I grew up in Brussels, Belgium. I have undergraduate degrees in law and in philosophy from UCLouvain Saint-Louis Bruxelles, as well as a joint master’s degree in European and international law from KU Leuven and Universität Zürich. After my studies, I worked as a research and teaching assistant in international law and legal methodology at KU Leuven before obtaining an LLM from Yale Law School in 2022 with a Fulbright Grant and a Fellowship from the Belgian American Educational Foundation.

My research focuses on the use (and abuse) of storytelling in international adjudication. For example, I recently published a piece on “masterplots” in the work of the European Court of Human Rights and co-taught a postgraduate seminar entitled “Show and Tell: Law as Performance and Narrative.” More generally, I am interested in international law, in legal philosophy, and in human rights theory and advocacy, including climate litigation. I also enjoy grappling with issues of legal research methodology and thinking about how to improve (access to) legal education. I try to keep a generalist perspective in my research and teaching.

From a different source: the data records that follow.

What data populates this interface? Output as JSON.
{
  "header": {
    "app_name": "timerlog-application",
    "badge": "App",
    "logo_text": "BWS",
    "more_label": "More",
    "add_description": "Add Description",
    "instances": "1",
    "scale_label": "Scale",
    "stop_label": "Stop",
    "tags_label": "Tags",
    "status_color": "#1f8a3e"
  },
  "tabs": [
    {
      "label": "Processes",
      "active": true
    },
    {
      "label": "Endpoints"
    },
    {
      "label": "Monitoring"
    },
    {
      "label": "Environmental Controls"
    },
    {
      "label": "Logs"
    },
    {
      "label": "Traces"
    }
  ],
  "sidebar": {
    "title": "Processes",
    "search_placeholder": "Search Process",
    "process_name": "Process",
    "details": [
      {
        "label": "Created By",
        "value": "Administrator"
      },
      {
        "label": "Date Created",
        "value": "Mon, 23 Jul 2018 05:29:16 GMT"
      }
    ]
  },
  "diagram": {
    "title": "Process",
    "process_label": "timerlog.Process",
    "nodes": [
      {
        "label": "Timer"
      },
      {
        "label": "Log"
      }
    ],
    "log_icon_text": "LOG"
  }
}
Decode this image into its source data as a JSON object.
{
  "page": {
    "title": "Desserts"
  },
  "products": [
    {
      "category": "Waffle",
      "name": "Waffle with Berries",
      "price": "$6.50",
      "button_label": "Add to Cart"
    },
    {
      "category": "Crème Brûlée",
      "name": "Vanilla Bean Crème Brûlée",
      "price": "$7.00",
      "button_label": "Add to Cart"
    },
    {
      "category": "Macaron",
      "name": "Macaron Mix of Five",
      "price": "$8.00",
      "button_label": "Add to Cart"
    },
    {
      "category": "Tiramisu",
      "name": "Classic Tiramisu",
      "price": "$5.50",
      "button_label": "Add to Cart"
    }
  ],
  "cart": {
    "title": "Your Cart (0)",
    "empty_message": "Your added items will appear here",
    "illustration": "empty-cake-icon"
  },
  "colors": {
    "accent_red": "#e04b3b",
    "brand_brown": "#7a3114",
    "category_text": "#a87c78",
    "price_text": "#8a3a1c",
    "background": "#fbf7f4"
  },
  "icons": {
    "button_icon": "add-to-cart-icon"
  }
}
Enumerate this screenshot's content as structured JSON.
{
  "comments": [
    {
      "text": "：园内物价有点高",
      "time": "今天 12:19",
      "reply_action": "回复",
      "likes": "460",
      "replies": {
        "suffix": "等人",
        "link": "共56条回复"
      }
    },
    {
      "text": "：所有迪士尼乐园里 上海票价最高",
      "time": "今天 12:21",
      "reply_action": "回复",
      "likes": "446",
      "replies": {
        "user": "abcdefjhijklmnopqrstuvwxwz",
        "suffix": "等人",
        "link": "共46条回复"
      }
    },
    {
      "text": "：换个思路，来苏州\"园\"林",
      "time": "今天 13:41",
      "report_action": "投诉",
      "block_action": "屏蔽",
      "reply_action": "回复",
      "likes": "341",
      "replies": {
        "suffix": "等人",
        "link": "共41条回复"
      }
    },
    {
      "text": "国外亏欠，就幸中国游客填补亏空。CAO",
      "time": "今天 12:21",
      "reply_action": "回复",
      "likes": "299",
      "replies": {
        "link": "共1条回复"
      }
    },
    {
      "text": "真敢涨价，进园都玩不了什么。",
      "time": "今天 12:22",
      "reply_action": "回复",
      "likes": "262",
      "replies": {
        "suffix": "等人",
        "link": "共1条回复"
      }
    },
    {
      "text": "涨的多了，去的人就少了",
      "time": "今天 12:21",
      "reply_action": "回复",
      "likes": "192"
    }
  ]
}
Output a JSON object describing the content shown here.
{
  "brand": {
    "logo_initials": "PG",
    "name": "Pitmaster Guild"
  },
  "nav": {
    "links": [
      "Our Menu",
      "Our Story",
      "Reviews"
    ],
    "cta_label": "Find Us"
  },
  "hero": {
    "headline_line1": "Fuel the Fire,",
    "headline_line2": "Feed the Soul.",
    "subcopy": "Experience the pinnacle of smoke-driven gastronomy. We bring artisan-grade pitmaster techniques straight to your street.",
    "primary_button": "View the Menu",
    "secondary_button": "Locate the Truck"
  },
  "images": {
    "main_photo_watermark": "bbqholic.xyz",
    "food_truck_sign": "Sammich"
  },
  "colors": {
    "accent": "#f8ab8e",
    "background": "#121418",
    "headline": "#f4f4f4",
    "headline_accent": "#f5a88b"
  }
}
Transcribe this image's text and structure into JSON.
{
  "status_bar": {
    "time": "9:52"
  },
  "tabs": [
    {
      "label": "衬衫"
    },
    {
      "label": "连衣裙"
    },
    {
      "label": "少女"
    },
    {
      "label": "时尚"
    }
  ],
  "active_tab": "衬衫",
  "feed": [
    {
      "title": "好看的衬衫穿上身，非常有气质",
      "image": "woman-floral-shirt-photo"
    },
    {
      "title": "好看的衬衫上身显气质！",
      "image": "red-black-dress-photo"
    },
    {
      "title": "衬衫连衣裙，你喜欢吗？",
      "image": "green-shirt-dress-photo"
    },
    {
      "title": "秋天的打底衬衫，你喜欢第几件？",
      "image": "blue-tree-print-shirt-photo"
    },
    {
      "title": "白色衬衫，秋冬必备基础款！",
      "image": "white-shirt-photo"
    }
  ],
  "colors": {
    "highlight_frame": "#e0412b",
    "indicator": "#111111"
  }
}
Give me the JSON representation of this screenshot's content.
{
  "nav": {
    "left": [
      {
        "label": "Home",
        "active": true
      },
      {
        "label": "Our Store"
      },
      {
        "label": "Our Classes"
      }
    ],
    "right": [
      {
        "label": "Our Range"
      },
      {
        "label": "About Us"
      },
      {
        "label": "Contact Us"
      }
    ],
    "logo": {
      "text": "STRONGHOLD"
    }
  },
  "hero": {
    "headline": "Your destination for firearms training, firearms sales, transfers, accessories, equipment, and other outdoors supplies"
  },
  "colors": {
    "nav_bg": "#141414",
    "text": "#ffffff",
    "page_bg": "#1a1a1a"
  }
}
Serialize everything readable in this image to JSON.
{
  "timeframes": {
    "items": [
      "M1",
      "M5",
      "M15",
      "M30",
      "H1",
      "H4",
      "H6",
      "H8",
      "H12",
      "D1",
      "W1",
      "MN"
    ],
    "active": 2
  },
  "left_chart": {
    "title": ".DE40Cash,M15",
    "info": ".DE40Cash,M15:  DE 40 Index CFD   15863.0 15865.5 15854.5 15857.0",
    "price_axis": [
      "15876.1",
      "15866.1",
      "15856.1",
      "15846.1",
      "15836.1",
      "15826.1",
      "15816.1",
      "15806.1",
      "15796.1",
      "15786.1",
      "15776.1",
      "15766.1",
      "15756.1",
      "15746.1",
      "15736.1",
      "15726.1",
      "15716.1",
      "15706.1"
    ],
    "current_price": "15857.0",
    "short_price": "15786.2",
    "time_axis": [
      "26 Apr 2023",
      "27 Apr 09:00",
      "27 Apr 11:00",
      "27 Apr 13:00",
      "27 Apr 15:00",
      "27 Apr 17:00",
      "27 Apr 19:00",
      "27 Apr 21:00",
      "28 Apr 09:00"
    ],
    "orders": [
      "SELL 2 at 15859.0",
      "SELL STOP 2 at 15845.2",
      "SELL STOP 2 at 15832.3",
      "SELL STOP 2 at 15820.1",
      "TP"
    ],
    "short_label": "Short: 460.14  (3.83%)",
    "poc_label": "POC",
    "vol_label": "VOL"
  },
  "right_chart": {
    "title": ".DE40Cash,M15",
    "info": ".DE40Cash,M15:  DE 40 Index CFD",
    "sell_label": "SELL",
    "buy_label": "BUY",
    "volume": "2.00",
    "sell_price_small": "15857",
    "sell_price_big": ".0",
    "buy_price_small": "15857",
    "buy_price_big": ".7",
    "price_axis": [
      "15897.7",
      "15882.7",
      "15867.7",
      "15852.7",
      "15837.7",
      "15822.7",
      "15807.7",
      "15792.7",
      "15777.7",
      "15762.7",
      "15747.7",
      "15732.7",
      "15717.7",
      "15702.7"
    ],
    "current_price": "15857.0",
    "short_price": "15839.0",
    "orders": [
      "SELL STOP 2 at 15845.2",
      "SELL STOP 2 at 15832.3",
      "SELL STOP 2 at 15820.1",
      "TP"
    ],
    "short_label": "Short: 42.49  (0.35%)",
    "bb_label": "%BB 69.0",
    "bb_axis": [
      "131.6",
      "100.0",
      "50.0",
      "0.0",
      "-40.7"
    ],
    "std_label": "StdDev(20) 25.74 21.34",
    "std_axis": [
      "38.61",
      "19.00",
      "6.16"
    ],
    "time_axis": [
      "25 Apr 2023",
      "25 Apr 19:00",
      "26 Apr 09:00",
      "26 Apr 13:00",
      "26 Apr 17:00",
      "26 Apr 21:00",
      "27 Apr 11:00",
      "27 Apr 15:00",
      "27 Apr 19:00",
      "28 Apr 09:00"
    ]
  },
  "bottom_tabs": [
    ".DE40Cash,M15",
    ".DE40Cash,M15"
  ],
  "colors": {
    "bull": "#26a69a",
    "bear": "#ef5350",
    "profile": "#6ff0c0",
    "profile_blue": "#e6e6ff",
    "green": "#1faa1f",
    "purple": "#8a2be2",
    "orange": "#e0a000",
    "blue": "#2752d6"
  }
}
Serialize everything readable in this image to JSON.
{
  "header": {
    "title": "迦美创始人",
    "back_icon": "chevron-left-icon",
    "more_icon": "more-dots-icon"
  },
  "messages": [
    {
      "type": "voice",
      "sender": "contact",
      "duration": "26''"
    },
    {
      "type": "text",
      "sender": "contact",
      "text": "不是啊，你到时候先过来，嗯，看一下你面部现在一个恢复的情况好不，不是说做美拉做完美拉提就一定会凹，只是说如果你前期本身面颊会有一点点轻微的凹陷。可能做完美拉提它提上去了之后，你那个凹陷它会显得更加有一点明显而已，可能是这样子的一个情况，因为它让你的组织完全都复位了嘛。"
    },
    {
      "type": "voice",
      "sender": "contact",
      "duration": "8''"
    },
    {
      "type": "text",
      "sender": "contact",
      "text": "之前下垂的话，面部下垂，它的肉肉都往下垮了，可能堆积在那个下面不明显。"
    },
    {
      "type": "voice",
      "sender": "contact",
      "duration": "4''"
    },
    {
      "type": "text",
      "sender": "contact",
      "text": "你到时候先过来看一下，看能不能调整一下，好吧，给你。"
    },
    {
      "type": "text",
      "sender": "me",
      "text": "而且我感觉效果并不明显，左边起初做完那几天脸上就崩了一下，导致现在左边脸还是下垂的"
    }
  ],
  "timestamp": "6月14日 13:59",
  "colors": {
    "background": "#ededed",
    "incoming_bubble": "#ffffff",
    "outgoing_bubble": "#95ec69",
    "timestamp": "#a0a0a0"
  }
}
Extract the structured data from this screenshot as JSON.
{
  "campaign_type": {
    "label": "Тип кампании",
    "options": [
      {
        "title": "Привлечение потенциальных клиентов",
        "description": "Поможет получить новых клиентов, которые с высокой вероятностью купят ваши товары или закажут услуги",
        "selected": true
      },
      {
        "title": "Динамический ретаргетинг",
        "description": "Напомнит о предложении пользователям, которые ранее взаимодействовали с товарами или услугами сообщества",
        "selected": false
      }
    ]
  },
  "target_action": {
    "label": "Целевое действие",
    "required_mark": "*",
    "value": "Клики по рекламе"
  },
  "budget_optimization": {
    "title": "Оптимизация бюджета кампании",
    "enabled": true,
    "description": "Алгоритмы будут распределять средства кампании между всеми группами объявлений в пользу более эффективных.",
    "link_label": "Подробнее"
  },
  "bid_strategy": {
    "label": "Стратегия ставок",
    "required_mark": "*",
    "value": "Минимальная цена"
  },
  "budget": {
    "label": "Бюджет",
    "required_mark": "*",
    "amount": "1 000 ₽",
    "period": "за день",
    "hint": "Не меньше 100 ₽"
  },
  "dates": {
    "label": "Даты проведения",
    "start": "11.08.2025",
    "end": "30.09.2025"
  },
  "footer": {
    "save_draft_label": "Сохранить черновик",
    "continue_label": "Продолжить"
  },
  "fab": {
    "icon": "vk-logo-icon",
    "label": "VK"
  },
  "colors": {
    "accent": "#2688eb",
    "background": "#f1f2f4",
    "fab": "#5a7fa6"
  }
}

The collective dimension of academic work, often overlooked, is important to me. That is why I’ve taken on various roles like representative of the researchers in the Law Department of the EUI, coordinator of the EUI’s International Law Working Group, and leader of the subgroup on international courts and tribunals of the Global Network of Peer Reviewers on Climate Litigation (Sabin Center, Columbia University). I also sit on the Advisory Board of Verfassungsblog and on the Early-Career Network Co-ordinating Committee of the European Society of International Law.

Outside academia, I gained practical experience through internships at Belgian and international law firms as well as a Belgian court (Justice de Paix). At Yale, I was a member of the Lowenstein International Human Rights Clinic, where I collaborated on a pro bono project relating to the human rights responsibility of sovereign wealth funds and “sportswashing.” I also worked as a research assistant for the Shell Center for International Human Rights and for the Law, Environment & Animals Program. More recently, I have been involved in a couple of new consultancy projects, including on the domestic enforcement of European Human Rights Court’s rulings and the law of occupation.